Excluded Workers

Exempt employees from the Indiana WC Act or who may elect optional coverage.

The Indiana Code is available on the State of Indiana website.

Employment Relationships Not Covered

  • Railroad employees
  • Employees in federal commerce
  • Real estate professionals
  • Independent contractors
  • Athletes on scholarship
  • Inmates of penal institutions
  • Volunteers

The following categories of employees are exempt from the Indiana Worker’s Compensation Act and cannot elect optional coverage:  

  • Railroad Employees.  Railroad engineers, firemen, conductors, brakemen, flagmen, baggage men, yard engine foremen and their helpers, are excluded from coverage by Ind. Code §22-3-2-2(b).  These types of employment are covered by the Federal Employees Liability Act. 
  • Employees in Federal Commerce.  Ind. Code §22-3-2-19 provides that employees engaged in interstate or foreign commerce are not covered by Indiana worker’s compensation if federal law has provided alternative compensation.  For example, seamen are covered by the Jones Act, and Longshoremen are covered by the Longshoreman’s and Harbor Workers Act. Currently, riverboat casino employees may be treated as seamen under the Jones Act.  Riverboat casino employees who have been injured and are unsure of their rights should contact an attorney familiar with worker’s compensation and with the Jones Act. 

    Note: Since the issuance of the Guide, an Indiana based federal court also recently analyzed the issue and basically held that because the Indiana boats were moored and did not travel on the open waters, the Jones Act was inapplicable. Reference Howard v. Southern Illinois Riverboat Casino Cruises, Inc., 364 F.3d 854, 857 (7th Cir. 2004). 
  • Real Estate Professionals.  Real estate professionals are not employees, and therefore are not covered under Indiana worker’s compensation if:
    • they are licensed real estate agents;
    • substantially all their remuneration is directly related to sales volume and not the number of hours worked;  and
    • they have written agreements with real estate brokers stating that they are not to be treated as employees for tax purposes.  Ind. Code §22-3-6-1(b)(6).
  • Independent contractors are not employees and therefore are not covered by the Act.  The rules for determining who is an independent contractor are those applied by the Internal Revenue Service.  The IRS weighs twenty factors in making such a determination.  See IRS Publication 937 for more information.  It is possible to file Form SS-8 with the IRS for a determination of a worker’s status.  Note that special registration procedures are in effect for independent contractors (Clearance Certificate).

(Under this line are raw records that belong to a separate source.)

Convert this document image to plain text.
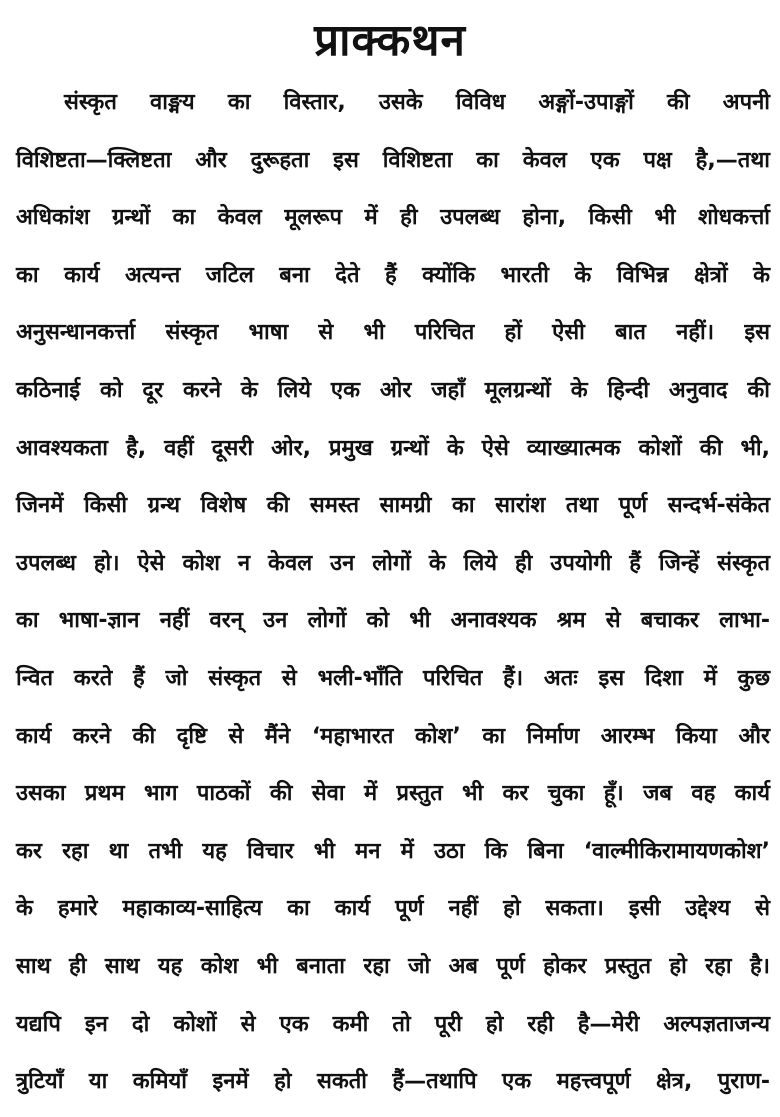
प्राक्कथन
संस्कृत वाङ्मय का विस्तार, उसके विविध अङ्गों-उपाङ्गों की अपनी
विशिष्टता—क्लिष्टता और दुरूहता इस विशिष्टता का केवल एक पक्ष है,—तथा
अधिकांश ग्रन्थों का केवल मूलरूप में ही उपलब्ध होना, किसी भी शोधकर्त्ता
का कार्य अत्यन्त जटिल बना देते हैं क्योंकि भारती के विभिन्न क्षेत्रों के
अनुसन्धानकर्त्ता संस्कृत भाषा से भी परिचित हों ऐसी बात नहीं। इस
कठिनाई को दूर करने के लिये एक ओर जहाँ मूलग्रन्थों के हिन्दी अनुवाद की
आवश्यकता है, वहीं दूसरी ओर, प्रमुख ग्रन्थों के ऐसे व्याख्यात्मक कोशों की भी,
जिनमें किसी ग्रन्थ विशेष की समस्त सामग्री का सारांश तथा पूर्ण सन्दर्भ-संकेत
उपलब्ध हो। ऐसे कोश न केवल उन लोगों के लिये ही उपयोगी हैं जिन्हें संस्कृत
का भाषा-ज्ञान नहीं वरन् उन लोगों को भी अनावश्यक श्रम से बचाकर लाभा-
न्वित करते हैं जो संस्कृत से भली-भाँति परिचित हैं। अतः इस दिशा में कुछ
कार्य करने की दृष्टि से मैंने ‘महाभारत कोश’ का निर्माण आरम्भ किया और
उसका प्रथम भाग पाठकों की सेवा में प्रस्तुत भी कर चुका हूँ। जब वह कार्य
कर रहा था तभी यह विचार भी मन में उठा कि बिना ‘वाल्मीकिरामायणकोश’
के हमारे महाकाव्य-साहित्य का कार्य पूर्ण नहीं हो सकता। इसी उद्देश्य से
साथ ही साथ यह कोश भी बनाता रहा जो अब पूर्ण होकर प्रस्तुत हो रहा है।
यद्यपि इन दो कोशों से एक कमी तो पूरी हो रही है—मेरी अल्पज्ञताजन्य
त्रुटियाँ या कमियाँ इनमें हो सकती हैं—तथापि एक महत्त्वपूर्ण क्षेत्र, पुराण-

    An injured worker who has been denied worker’s compensation on the basis that he or she was an independent contractor has the right to file an Application for Adjustment of Claim with the Worker’s Compensation Board.  If the Board finds that the worker was an employee, the worker will be covered by the Worker’s Compensation Act
  • Independent Contractors in the Building and Construction Trades.  A person is an independent contractor in the construction trades and not covered as an employee under the Act if, and only if, the person is an independent contractor under the guidelines of the Internal Revenue Service.  Ind. Code §22-3-6-1(b)(7).   These guidelines may be found in IRS Publication 937.  See page 13.  
  • Athletes on Scholarship.  A student athlete who accepted a “grant-in-aid” from a state university was held not to be an employee of the university.  
  • Inmates of penal institutions.  Inmates who work in a penal institution with or without pay have been held not to be employees.  Inmates injured while incarcerated may have other rights and remedies under the common law.  
  • Volunteers. A volunteer who provides service without receiving any type of compensation is not an employee and therefore is not covered by the Act.  However, if a person receives any compensation for work, whether cash or in-kind, that person could potentially be considered an employee.
  • Youth CoachesSB 508, effective 7/1/2005, amended the Indiana workers compensation statute to exempt, “A person who enters into an independent contractor agreement with a nonprofit corporation that is recognized as tax exempt under Section 501(c)(3) of the Internal Revenue Code (as defined in IC 6-3-1-11(a)) to perform youth coaching services on a part-time basis.”  

Employment Relationships that May Elect Optional Coverage:

  • Local police and firefighters
  • Volunteers; emergency hazardous materials response team
  • Executive officers of public or nonprofit corporations
  • ​Sole proprietors
  • Partner in a partnership
  • Owner-operators
  • Members of limited liability companies
  • Managers of limited liability companies
  • Rostered volunteers
  • Volunteers — state-owned psychiatric institutions
  • Casual labor
  • Household Employees
  • Farm and agricultural employees 

The WC Board may be notified of the election of most optional coverages by filing the Election of Coverage Form.  

  1. Local police officers and firefighters.  Workers compensation does not apply to municipal employees if: 
    1. they are members of municipal police or fire departments, and
    2. they are members of a police or firefighter’s pension fund. 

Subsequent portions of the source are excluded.